Heterozygote Mbd1+/− mouse brain was processed as described (25) and 40 µm sections were stained with a mouse anti-β-gal antibody (1:100, Developmental Hybridoma Bank, Iowa), a goat anti-mouse Cy3 secondary antibody (1:250, JacksonImmuno Research) and DAPI nuclear counter dye. All animal procedures were performed based on a protocol approved by UNM Institutional Animal Care and Use Committee. Immunohistochemistry was performed as described (25). The images were captured using an Olympus BX51 microscope (20×oil) and a Microfire digital camera (Optronics).
This work was funded by the National Institutes of Health (MH080434 to X.Z.), Autism Speaks (postdoctoral fellowship to X.L.) and the University of New Mexico School of Medicine (start-up fund to X.Z.; Research Allocation Fund to A.M.A.).
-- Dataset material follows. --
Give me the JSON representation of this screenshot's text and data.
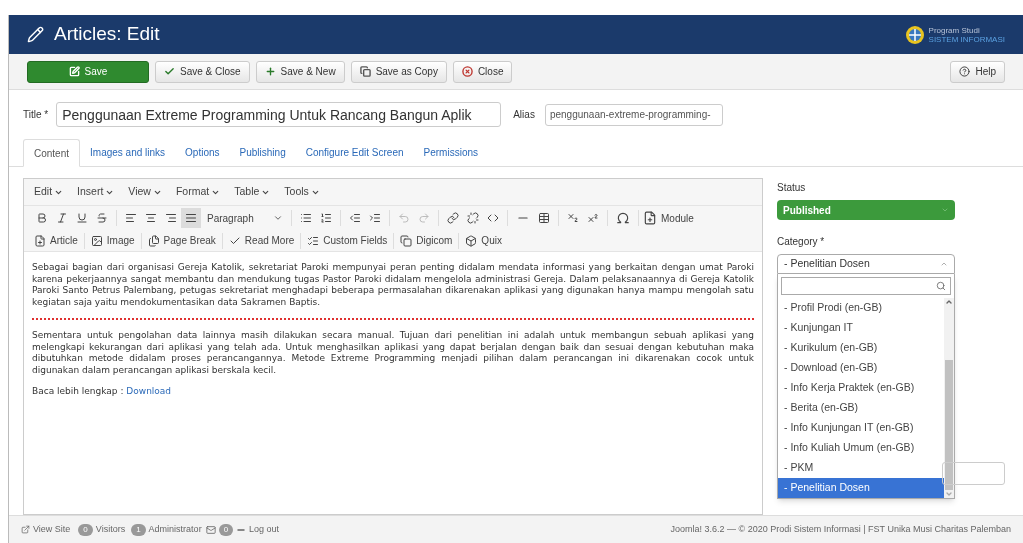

We thank David Leonard, Erin Finn-Flesher, Richard D Smrt and Rebecca L. Pfeiffer for technical assistance. We thank Basam Barkho and Richard D Smrt for critical reading of the manuscript and helpful comments. We thank Cheryl T Strauss for editing the manuscript.
Conflict of Interest statement. None declared.